临出门前和来给老太太送安神汤的苏婉凝给撞了个对面,苏婉凝乖乖顺顺的给陆思危行礼,又十分热情的说道:“巧了,婉儿多煮了些安神汤,不如舅舅也喝一些?”
陆思危今天心情好,晚上想去陆夫人齐氏那里和她说说话。
毕竟她的好儿子那么争气,也是时候联络一下夫妻感情了。
自打陆含之出事以后,他与大夫人便仿佛结下了梁子,这三个月都没同房睡过一次。
这对早年虽有过一段甜蜜时光,却随着陆思危纳了一个又一个的妾,而渐行渐远。
他对苏婉凝摆了摆手,抬头只看了一眼苏婉凝的眼睛,却话风突然一转,说道:“嗯……是得喝碗安神汤,睡个好觉了。”

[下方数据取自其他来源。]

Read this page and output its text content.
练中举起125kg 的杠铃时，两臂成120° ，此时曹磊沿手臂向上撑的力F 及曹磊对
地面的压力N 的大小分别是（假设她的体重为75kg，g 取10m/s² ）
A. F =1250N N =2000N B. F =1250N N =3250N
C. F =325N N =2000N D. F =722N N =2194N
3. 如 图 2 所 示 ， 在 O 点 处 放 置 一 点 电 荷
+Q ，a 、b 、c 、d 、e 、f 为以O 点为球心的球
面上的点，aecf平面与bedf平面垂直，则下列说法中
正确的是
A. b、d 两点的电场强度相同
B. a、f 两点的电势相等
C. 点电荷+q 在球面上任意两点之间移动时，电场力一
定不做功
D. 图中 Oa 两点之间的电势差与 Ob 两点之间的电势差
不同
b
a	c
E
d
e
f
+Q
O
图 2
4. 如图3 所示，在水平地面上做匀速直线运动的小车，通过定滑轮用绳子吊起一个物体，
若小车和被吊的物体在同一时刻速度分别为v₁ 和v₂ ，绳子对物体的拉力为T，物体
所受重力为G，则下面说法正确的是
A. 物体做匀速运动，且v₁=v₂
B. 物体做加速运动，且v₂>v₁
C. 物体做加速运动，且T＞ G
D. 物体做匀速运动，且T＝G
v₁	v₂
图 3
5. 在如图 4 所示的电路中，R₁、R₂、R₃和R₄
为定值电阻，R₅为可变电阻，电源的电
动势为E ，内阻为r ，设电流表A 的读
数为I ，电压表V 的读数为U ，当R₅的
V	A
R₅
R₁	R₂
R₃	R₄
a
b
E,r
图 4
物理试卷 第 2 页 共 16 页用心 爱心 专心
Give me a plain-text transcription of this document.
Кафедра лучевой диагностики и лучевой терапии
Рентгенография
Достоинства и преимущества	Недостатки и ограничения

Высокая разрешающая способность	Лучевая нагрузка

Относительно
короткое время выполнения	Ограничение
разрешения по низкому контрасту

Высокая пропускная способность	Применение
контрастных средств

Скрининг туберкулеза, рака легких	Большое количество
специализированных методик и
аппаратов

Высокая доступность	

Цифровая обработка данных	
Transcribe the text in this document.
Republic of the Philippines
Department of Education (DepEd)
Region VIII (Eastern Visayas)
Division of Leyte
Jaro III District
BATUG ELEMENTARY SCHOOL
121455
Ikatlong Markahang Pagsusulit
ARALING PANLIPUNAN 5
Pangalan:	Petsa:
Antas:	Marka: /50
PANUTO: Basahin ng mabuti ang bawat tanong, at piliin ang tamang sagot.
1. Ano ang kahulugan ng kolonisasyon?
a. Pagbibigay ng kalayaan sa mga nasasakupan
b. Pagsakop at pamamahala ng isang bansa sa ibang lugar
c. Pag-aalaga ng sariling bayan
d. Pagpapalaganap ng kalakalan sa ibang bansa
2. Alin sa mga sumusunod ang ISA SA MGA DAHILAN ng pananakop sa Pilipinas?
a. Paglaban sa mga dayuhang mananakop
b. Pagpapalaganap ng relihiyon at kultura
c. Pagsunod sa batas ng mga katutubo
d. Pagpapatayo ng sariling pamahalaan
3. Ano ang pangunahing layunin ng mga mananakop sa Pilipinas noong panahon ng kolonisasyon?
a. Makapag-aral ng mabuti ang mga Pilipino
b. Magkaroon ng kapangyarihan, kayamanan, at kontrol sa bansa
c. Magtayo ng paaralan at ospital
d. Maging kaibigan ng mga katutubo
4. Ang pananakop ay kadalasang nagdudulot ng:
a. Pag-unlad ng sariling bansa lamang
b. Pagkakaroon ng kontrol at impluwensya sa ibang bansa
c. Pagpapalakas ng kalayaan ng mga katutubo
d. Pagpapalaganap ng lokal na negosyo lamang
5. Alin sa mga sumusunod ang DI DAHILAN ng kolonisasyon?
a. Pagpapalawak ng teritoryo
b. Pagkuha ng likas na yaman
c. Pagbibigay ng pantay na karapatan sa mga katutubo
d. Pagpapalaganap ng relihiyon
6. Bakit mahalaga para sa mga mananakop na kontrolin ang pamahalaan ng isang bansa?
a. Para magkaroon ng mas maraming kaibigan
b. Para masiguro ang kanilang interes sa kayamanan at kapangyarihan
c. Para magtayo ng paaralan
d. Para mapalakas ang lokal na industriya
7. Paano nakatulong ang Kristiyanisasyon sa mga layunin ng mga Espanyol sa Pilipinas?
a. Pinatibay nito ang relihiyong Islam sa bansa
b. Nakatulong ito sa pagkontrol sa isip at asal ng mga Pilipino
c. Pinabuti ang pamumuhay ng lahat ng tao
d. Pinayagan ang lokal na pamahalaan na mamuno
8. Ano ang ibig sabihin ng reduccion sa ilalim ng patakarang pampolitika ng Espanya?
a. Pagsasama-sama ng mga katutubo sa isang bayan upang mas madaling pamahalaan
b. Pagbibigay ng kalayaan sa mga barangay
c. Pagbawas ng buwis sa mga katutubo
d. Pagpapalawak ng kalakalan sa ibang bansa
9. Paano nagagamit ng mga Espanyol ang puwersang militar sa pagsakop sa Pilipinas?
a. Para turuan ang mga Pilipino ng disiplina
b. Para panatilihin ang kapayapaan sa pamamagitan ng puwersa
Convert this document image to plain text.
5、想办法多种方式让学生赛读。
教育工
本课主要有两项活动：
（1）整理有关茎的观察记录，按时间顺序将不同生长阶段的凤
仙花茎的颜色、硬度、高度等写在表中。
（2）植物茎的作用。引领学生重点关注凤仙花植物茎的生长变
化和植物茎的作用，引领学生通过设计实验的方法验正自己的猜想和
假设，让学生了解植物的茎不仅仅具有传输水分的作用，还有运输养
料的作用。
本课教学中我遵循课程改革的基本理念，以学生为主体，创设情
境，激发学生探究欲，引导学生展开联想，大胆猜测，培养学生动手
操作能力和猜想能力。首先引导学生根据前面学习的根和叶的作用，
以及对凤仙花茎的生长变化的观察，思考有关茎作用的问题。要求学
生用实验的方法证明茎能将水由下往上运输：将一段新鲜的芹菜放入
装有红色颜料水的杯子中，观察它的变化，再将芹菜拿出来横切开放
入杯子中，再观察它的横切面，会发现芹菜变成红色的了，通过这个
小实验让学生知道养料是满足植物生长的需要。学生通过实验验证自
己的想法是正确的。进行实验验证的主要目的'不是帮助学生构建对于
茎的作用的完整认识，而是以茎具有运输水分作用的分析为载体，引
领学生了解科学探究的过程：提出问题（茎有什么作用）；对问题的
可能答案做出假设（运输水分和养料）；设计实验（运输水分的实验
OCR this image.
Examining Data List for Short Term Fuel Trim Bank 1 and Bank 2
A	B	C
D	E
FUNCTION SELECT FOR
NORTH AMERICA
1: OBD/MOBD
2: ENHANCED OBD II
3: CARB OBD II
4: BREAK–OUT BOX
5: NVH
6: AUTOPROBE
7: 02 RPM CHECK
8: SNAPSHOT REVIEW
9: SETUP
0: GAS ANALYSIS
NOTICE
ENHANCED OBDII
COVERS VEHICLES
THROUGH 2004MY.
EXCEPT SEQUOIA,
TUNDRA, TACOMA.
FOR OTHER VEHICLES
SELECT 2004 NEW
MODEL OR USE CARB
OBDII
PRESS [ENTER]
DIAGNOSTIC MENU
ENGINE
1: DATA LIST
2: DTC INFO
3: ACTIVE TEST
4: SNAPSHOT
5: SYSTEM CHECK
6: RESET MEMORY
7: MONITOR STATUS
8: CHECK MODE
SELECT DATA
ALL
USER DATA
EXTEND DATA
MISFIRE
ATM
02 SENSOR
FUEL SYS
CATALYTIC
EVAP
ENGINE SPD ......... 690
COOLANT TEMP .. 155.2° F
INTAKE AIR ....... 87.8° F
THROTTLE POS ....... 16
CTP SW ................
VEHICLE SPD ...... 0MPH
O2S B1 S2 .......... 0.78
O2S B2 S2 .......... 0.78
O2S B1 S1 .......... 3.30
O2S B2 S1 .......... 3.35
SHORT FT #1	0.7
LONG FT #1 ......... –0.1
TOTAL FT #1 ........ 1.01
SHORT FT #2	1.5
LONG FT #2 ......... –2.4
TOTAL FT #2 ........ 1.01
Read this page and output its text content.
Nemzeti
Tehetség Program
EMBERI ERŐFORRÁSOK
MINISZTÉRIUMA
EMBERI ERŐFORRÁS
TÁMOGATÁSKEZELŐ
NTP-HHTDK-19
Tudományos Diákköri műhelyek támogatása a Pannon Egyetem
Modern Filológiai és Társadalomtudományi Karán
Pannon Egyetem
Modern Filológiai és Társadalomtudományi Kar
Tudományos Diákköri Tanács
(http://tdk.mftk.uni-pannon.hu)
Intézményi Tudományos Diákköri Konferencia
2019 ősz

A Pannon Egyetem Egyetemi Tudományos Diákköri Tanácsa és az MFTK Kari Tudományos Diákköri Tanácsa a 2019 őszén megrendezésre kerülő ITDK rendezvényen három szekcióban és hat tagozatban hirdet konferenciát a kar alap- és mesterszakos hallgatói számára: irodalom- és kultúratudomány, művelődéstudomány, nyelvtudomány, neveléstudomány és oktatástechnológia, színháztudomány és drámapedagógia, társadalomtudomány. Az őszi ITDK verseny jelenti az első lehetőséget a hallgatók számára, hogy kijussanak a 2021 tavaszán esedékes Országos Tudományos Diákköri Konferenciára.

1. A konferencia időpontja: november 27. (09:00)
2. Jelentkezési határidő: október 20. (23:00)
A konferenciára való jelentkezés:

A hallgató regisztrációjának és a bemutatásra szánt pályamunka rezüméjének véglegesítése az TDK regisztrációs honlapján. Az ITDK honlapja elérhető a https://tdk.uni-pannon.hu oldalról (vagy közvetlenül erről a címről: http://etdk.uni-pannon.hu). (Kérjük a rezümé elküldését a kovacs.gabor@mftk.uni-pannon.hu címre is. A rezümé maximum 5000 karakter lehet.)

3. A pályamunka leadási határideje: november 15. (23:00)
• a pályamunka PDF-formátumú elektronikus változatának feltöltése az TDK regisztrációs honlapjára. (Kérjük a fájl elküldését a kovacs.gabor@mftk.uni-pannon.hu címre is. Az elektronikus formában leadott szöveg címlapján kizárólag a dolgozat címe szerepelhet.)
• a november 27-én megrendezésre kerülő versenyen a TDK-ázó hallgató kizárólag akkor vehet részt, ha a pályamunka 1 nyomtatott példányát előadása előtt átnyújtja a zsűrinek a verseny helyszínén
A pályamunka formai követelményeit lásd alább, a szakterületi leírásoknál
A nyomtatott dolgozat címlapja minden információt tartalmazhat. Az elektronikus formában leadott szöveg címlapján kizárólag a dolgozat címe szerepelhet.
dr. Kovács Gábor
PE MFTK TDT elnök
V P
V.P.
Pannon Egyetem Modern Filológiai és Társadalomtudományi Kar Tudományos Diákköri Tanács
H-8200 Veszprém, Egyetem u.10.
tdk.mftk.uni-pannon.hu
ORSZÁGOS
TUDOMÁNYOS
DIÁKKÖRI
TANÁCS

说完他端起安神汤一饮而尽,随即回了自己的院子,倒头便睡。
睡不着的陆含之也不让阿蝉好好睡,一会儿戳一下他的胖脸,一会儿又戳一下他的胖肚肚。
更不要脸的是,竟然挠他的肥丫丫。
终于,阿蝉被闹急了,翻身撅起屁股开始逃。
可惜胖阿蝉是个实心儿的石头坨坨,他扭了半天的屁股也爬不动。
陆含之在一旁笑得前仰后合:“崽啊!你在想什么呢?你才三个月,你爬得动吗你?”
阿蝉泄气的保持着攀爬的姿势,气鼓鼓的看着自己亲爹,眼神里满是哀怨:你还笑,我不要面子嘛!
陆含之被他的小表情给逗乐了,上前一把将他抱进了怀里,叭唧在他脸上亲了一口,说道:“哎,你说你是不是吃可爱多长大的?还是论斤吃的!哦我们阿蝉食量大,一天十斤八斤的不成问题。”
阿蝉:气鼓鼓!再也不理你了!哼!!!
不知道为什么,陆含之总觉得阿蝉能听懂自己说话。